El lunes de feria se celebra la tradicional noche del "pescaíto", en la que los socios de las casetas celebran el comienzo de las fiestas. Desde la medianoche hasta poco después del "alumbrao" se sirven distintas variedades de "pescaíto frito", entre las que son más características las pijotas, los boquerones, el adobo y los calamares, acompañados por supuesto de abundantes tapas de jamón ibérico, chacinas o langostinos, y de la bebida por excelencia de la Feria, la manzanilla y el fino, que estarán presentes durante toda la semana.
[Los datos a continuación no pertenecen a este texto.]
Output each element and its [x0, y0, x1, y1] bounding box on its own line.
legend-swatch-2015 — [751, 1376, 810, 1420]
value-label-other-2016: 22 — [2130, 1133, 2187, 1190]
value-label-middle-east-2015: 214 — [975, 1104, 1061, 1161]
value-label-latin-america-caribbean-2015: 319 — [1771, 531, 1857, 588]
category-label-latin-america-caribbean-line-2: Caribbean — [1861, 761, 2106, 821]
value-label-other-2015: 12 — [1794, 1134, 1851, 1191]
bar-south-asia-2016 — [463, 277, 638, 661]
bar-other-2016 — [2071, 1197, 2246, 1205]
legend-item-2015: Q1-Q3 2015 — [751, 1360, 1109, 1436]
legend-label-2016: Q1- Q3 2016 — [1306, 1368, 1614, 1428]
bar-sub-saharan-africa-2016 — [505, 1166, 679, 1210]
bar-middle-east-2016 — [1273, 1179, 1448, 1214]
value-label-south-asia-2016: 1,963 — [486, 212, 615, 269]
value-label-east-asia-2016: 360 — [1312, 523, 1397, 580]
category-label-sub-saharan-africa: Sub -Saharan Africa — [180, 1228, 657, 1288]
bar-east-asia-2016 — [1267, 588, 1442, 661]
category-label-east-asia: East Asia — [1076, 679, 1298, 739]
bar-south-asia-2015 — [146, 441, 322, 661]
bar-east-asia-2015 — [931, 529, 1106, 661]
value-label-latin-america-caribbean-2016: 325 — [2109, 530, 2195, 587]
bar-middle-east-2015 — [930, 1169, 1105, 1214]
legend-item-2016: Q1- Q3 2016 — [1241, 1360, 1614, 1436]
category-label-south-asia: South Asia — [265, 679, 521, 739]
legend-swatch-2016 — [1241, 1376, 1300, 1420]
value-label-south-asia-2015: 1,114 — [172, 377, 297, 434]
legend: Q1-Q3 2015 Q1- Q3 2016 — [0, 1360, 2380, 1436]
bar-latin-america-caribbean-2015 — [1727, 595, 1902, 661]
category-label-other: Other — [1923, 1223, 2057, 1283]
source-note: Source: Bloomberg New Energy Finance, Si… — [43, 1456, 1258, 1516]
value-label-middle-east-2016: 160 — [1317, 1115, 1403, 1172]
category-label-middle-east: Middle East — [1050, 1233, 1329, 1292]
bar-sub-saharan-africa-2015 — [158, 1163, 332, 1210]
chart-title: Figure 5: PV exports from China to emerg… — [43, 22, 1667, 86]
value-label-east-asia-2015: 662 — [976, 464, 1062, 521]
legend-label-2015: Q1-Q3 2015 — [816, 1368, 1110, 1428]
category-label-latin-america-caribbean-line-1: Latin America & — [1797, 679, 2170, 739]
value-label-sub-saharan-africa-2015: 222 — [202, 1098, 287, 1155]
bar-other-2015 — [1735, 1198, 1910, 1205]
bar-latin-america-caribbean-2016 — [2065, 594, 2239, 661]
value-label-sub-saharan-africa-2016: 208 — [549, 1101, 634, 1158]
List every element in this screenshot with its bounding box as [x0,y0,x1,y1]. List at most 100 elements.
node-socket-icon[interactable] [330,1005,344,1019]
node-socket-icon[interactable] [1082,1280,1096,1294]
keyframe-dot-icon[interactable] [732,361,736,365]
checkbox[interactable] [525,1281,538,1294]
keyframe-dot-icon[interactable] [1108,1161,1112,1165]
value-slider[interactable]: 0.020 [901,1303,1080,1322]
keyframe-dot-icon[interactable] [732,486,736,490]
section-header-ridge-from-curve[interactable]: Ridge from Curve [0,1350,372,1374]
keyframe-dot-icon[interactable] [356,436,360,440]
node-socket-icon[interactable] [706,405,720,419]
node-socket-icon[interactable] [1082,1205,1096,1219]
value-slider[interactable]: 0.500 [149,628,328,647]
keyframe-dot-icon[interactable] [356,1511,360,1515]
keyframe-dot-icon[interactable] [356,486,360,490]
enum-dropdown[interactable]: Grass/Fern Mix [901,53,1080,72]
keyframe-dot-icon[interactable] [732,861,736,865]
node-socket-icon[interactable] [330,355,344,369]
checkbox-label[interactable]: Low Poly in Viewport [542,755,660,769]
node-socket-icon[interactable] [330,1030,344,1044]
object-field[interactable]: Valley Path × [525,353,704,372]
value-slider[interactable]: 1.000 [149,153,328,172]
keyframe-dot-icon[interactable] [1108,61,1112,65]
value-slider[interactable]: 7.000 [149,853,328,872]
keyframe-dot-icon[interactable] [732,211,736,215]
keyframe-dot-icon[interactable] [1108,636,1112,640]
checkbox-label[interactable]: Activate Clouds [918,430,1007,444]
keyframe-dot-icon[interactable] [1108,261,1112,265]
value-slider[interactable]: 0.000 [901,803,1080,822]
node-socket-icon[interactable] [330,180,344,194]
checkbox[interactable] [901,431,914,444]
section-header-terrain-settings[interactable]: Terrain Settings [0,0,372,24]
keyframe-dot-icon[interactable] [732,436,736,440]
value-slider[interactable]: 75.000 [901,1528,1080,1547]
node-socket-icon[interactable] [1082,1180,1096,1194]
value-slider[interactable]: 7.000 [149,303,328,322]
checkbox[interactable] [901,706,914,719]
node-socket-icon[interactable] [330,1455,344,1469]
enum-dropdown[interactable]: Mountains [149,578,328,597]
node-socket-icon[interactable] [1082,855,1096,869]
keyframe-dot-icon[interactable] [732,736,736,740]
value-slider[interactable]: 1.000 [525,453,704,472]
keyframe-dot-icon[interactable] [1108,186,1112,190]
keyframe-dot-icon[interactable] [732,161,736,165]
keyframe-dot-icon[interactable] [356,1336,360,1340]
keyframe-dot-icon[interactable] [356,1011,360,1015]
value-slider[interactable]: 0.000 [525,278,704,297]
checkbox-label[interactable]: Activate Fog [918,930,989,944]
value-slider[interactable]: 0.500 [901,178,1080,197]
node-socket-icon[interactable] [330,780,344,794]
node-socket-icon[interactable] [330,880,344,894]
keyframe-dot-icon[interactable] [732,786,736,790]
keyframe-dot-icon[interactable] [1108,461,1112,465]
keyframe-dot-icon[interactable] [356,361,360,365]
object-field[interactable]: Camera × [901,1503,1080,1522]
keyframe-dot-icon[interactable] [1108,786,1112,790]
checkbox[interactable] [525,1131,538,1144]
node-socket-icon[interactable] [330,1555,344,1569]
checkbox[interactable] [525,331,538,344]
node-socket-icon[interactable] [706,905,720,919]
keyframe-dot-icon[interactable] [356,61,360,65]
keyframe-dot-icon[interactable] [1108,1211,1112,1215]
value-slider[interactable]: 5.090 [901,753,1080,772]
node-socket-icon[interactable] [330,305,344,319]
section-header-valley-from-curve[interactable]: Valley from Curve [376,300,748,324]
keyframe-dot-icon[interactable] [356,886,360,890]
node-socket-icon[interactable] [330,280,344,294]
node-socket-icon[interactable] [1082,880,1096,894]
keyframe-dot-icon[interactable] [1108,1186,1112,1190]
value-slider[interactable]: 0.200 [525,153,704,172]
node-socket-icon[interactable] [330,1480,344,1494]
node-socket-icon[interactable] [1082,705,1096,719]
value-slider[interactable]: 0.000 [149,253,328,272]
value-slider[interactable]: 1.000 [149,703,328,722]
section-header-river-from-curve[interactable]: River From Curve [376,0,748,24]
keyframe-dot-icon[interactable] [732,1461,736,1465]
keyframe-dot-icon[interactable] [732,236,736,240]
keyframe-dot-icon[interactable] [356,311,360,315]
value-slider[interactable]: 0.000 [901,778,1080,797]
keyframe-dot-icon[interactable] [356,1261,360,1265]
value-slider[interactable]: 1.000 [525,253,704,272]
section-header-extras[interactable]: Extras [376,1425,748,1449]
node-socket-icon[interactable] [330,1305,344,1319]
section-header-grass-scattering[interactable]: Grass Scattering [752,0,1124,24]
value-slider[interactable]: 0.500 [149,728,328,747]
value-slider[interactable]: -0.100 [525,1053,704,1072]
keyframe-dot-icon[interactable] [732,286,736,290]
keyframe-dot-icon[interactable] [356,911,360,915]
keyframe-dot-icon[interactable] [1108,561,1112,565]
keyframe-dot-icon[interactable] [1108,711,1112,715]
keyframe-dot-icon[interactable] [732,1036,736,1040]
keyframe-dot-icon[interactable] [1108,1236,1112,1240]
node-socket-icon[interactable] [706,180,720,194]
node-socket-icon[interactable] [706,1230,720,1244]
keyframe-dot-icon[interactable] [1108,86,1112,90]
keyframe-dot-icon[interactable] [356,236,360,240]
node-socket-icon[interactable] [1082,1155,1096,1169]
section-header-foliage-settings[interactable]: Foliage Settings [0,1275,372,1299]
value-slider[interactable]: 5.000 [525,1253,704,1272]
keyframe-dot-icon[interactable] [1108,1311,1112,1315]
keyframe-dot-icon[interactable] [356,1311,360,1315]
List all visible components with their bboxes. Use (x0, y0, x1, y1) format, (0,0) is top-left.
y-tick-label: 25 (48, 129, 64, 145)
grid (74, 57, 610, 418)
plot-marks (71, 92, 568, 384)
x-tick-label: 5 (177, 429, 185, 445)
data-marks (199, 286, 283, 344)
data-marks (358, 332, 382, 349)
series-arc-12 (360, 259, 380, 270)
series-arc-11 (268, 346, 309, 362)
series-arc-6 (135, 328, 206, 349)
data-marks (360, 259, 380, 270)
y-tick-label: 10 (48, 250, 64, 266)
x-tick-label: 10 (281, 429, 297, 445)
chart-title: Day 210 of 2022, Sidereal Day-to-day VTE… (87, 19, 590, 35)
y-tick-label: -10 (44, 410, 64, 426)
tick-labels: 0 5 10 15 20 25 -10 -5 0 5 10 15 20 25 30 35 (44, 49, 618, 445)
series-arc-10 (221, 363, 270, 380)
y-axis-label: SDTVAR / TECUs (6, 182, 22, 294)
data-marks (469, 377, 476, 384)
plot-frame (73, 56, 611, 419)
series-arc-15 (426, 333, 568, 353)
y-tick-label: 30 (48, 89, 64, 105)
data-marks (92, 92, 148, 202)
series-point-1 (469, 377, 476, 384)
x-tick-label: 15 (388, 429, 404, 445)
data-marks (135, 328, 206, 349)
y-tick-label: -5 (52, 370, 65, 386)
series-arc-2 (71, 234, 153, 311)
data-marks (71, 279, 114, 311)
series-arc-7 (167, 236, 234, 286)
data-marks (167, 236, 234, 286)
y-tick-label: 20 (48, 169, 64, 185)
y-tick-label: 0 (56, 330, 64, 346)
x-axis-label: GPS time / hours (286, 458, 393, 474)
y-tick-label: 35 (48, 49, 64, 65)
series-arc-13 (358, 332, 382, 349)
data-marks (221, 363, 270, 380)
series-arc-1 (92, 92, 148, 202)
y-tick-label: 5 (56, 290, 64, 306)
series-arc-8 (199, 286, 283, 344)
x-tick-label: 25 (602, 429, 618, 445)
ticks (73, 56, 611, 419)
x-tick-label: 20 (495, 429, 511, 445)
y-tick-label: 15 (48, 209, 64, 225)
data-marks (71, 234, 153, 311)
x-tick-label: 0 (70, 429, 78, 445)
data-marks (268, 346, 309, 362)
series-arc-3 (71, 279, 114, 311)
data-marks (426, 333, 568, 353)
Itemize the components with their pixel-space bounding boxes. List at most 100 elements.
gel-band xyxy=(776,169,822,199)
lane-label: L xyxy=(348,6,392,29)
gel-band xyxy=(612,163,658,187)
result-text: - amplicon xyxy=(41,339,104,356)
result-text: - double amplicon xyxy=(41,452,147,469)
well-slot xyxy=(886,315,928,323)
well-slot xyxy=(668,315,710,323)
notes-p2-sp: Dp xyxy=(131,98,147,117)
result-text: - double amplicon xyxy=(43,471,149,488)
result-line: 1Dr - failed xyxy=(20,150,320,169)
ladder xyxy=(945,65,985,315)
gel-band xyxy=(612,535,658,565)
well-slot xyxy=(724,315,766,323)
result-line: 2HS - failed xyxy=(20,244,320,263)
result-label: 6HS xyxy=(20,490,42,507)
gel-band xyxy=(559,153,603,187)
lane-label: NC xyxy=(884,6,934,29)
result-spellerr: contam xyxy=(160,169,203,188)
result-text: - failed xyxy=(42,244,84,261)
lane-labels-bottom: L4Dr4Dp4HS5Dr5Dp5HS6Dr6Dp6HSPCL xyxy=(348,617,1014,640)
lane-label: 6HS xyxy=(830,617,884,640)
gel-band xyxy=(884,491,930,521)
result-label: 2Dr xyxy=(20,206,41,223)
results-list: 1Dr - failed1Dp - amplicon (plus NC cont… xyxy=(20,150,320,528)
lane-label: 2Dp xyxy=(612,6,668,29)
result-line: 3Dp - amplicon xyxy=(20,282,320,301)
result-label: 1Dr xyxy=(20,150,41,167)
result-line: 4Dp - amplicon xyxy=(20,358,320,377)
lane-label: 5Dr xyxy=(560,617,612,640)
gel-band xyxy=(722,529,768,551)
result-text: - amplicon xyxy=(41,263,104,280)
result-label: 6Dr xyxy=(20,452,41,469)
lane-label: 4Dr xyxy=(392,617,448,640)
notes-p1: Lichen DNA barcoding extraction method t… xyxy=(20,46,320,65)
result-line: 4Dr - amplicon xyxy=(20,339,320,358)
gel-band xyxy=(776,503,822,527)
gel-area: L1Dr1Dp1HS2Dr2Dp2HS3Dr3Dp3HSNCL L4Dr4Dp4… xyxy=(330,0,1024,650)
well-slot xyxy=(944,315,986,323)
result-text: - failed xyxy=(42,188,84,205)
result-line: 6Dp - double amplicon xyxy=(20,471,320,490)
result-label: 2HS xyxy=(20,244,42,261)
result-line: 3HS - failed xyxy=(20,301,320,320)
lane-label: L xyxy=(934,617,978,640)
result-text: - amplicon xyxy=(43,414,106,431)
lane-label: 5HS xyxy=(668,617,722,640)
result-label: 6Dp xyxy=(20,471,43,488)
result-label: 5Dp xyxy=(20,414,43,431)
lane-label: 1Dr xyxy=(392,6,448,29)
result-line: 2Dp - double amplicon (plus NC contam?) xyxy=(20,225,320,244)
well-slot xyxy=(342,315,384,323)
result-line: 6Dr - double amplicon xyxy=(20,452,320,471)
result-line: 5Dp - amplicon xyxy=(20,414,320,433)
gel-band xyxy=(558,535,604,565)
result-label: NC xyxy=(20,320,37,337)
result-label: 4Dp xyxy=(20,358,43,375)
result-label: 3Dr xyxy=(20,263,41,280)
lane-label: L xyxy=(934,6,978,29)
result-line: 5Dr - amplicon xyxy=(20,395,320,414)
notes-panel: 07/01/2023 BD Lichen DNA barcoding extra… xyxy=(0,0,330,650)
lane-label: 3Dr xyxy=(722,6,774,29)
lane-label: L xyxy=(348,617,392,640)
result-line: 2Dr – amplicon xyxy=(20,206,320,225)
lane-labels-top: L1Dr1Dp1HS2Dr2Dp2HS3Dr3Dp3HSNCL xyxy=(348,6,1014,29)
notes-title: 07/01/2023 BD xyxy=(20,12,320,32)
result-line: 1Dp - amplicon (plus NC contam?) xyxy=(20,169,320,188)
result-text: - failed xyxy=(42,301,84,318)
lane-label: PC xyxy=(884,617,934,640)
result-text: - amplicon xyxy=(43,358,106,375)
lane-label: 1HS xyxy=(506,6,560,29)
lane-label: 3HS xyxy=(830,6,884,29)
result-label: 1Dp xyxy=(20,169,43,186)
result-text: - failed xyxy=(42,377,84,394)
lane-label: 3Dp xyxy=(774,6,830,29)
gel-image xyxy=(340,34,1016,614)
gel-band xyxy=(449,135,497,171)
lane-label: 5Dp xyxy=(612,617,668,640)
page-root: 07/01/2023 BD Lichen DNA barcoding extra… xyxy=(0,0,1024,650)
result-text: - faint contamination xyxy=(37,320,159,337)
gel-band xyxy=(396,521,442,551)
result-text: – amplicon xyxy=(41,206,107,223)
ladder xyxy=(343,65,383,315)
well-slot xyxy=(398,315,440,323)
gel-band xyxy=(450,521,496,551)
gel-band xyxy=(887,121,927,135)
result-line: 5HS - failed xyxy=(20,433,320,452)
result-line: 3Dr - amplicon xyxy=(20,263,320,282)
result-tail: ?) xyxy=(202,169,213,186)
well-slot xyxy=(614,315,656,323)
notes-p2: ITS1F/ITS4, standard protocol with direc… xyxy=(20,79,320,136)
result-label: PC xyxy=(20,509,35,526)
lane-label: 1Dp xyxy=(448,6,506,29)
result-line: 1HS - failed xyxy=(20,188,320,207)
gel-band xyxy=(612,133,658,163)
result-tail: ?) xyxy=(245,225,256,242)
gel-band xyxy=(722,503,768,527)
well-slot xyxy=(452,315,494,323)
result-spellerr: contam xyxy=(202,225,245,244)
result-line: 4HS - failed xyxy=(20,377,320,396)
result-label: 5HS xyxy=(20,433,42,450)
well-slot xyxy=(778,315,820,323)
También es muy típico el "rebujito", una refrescante combinación de manzanilla y gaseosa servida con mucho hielo.
Es costumbre que, a partir del miércoles de feria, cada caseta prepare el guiso del día para el almuerzo, que se ofrece entre las 3 y la 4 de la tarde. Los platos más comunes de esta comida son las papas con chocos, los garbanzos con bacalao, la caldereta y muchos otros guisos típicamente andaluces. También, si se prefiere, se puede optar por un salmorejo, pimientos fritos, montaditos o la clásica tortilla de patatas. Es frecuente que el almuerzo, al calor de la fiesta y la compañía de los amigos, se prolongue en una larga sobremesa hasta la noche, en la que continúa el tapeo, que se prolongará a su vez hasta altas horas, cuando el cuerpo esté necesitado de un caldito de puchero acompañado de una ramita de yerbabuena.
También hay una tradición para cuando emprendamos el camino a casa; parar en alguno de los puestos de buñuelos y churros y endulzar el final de la noche con un chocolate caliente.